The Church Fathers on Eliphaz. St. Gregory the Great, in his monumental Moralia in Job, identifies Eliphaz throughout as a type of false wisdom — the confident rationalist who reduces divine providence to a mechanical formula. Gregory writes that Eliphaz "strikes with the sword of words one who is already wounded," and sees in him a figure of those who persecute the righteous under the guise of theological correctness. St. John Chrysostom similarly reads Job's false accusers as a type of those who condemn the suffering Christ.
Job as a Type of Christ. The Church Fathers, particularly Origen and St. Ambrose, read Job as a figure (figura) of Christ — the Just One accused without cause, stripped of all goods, and condemned by those who claim divine authority. Eliphaz's false charges of social sin echo the charges leveled at Jesus by religious authorities. Pope Benedict XVI, in Spe Salvi (§37), reflects on how Job's protest against unjust suffering opens the door to a deeper theology of hope — precisely because the retributive framework fails.
Catholic Social Teaching. The sins Eliphaz falsely attributes to Job — exploitation of the poor, neglect of the widow, favoritism toward the powerful — are the very sins condemned in Rerum Novarum, Gaudium et Spes, and Laudato Si'. The passage thus functions as a negative definition of the demands of justice.
For a contemporary Catholic, this passage issues a double challenge. First, it warns against the spiritual danger of interpreting others' suffering as proof of their sin. When a colleague loses their job, when a friend faces illness or divorce, when a family member struggles with addiction, the temptation to Eliphaz's logic is real and subtle: "There must be something they did." Catholic tradition, grounded in the Cross, rejects this calculus. Suffering is not always a moral ledger.
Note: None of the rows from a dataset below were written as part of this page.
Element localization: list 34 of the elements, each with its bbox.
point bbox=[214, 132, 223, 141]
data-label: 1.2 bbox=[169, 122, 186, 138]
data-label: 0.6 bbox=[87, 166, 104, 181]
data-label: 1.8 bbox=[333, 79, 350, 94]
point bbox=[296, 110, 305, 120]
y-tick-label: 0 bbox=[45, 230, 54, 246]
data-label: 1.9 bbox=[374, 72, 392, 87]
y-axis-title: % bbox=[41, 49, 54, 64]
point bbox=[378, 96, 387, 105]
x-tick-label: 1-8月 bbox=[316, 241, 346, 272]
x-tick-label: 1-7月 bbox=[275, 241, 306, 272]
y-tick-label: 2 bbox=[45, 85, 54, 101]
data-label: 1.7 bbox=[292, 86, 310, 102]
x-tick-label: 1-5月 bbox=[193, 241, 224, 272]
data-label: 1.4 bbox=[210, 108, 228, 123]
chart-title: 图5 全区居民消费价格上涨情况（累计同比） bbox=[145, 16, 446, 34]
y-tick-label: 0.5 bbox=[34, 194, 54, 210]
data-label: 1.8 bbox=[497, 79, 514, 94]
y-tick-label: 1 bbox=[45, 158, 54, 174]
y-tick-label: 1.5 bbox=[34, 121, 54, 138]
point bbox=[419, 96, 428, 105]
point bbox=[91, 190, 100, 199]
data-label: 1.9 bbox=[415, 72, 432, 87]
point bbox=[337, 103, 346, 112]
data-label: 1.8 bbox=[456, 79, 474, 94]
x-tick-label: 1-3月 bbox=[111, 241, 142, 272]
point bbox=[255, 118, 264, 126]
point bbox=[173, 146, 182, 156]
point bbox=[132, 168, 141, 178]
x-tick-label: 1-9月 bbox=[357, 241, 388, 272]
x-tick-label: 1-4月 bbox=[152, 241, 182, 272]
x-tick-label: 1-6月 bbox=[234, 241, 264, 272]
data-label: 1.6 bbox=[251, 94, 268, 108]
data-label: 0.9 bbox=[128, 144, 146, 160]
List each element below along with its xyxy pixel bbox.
Second, the specific charges Eliphaz invents — taking unfair pledges, withholding water from the thirsty, favoring the powerful, sending widows away empty — are an exact mirror of the Corporal Works of Mercy. The Catholic reader is invited to ask: could these charges, false for Job, be true of me? Do I advocate for fair wages and lending practices? Do I give generously of time and resources to those who are weary? Do I support or ignore systems that privilege the powerful? The irony of Eliphaz's false accusation is that it names real sins that are all too possible. Job's refutation of these charges in chapter 31 can serve as an examination of conscience for the socially active Catholic life.
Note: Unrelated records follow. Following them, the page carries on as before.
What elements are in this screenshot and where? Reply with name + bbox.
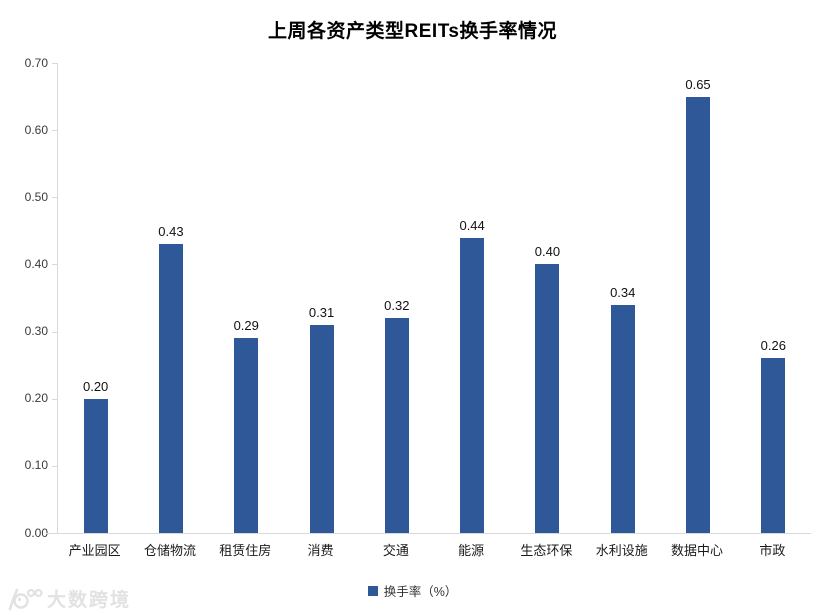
- bar-value-label: 0.26: [760, 338, 786, 354]
- y-axis-tick-label: 0.40: [24, 256, 48, 271]
- bar-value-label: 0.32: [384, 298, 410, 314]
- x-axis-label: 租赁住房: [219, 543, 272, 558]
- x-axis-label: 仓储物流: [143, 543, 196, 558]
- y-axis-tick: [52, 331, 57, 333]
- bar: [234, 338, 259, 533]
- bar-value-label: 0.65: [685, 76, 711, 92]
- watermark-text: 大数跨境: [47, 590, 132, 611]
- x-axis-label: 市政: [759, 543, 786, 558]
- y-axis-tick-label: 0.10: [24, 458, 48, 473]
- bar-slot: 0.65: [660, 63, 735, 533]
- bar-slot: 0.20: [58, 63, 133, 533]
- x-axis: 产业园区 仓储物流 租赁住房 消费 交通 能源 生态环保 水利设施 数据中心 市政: [57, 540, 810, 559]
- bar-slot: 0.43: [133, 63, 208, 533]
- bar-value-label: 0.44: [459, 217, 485, 233]
- bar-value-label: 0.20: [82, 378, 109, 394]
- x-axis-label: 水利设施: [595, 543, 648, 558]
- y-axis-tick-label: 0.50: [24, 189, 48, 204]
- bar-slot: 0.34: [585, 63, 660, 533]
- x-axis-label: 交通: [382, 543, 409, 558]
- y-axis-tick: [52, 465, 57, 467]
- x-axis-label: 数据中心: [671, 543, 724, 558]
- bar-value-label: 0.40: [534, 244, 561, 260]
- watermark-logo-icon: [8, 588, 43, 610]
- bar-slot: 0.26: [736, 63, 811, 533]
- bar-slot: 0.40: [510, 63, 585, 533]
- bar: [610, 304, 635, 533]
- x-axis-label: 消费: [307, 543, 334, 558]
- legend: 换手率（%）: [0, 581, 825, 600]
- y-axis-tick: [52, 63, 57, 64]
- bar-slot: 0.44: [434, 63, 509, 533]
- y-axis-tick-label: 0.70: [24, 55, 48, 70]
- y-axis-tick: [52, 197, 57, 199]
- bar: [309, 324, 334, 533]
- bar-value-label: 0.31: [308, 304, 335, 320]
- y-axis-tick-label: 0.30: [24, 324, 48, 339]
- plot-area: 0.20 0.43 0.29 0.31 0.32 0.44 0.40 0.34 0.65 0.26: [57, 63, 811, 534]
- y-axis-tick-label: 0.60: [24, 122, 48, 137]
- bar-slot: 0.31: [284, 63, 359, 533]
- bar: [761, 358, 786, 533]
- bar: [460, 237, 485, 533]
- bar-slot: 0.32: [359, 63, 434, 533]
- bar: [158, 244, 183, 533]
- y-axis-tick: [52, 398, 57, 400]
- bar-value-label: 0.43: [158, 224, 184, 240]
- x-axis-label: 产业园区: [68, 543, 121, 558]
- legend-marker: [367, 585, 378, 596]
- y-axis-tick: [52, 264, 57, 266]
- bar-slot: 0.29: [209, 63, 284, 533]
- chart-title: 上周各资产类型REITs换手率情况: [268, 21, 557, 42]
- bar-value-label: 0.29: [233, 318, 259, 334]
- y-axis-tick-label: 0.20: [24, 391, 48, 406]
- watermark: 大数跨境: [5, 585, 131, 612]
- bar: [686, 96, 711, 533]
- bar: [535, 264, 560, 533]
- legend-label: 换手率（%）: [383, 585, 458, 599]
- x-axis-label: 生态环保: [520, 543, 573, 558]
- x-axis-label: 能源: [458, 543, 485, 558]
- y-axis-tick-label: 0.00: [24, 525, 48, 540]
- bar: [384, 318, 409, 533]
- y-axis-tick: [52, 130, 57, 132]
- y-axis-tick: [46, 533, 57, 534]
- bar-value-label: 0.34: [610, 284, 636, 300]
- bar: [83, 398, 108, 533]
Verses 10–11 — "Therefore snares are around you… darkness so that you cannot see" The consequences Eliphaz describes — snares (pachîm, traps), sudden terror, and impenetrable darkness — employ the classic vocabulary of divine judgment in Wisdom and prophetic literature. "Darkness" in Hebrew cosmology represents chaos, divine abandonment, and the realm of death (Sheol). Eliphaz presents Job's sufferings not as a mystery but as a transparent moral ledger: great sin produces great punishment. The spiritual irony is devastating — Job does walk in darkness (cf. Job 23:17), but not because of guilt. His darkness is the darkness of innocent suffering, which is itself a participation in something the theology of retribution cannot explain.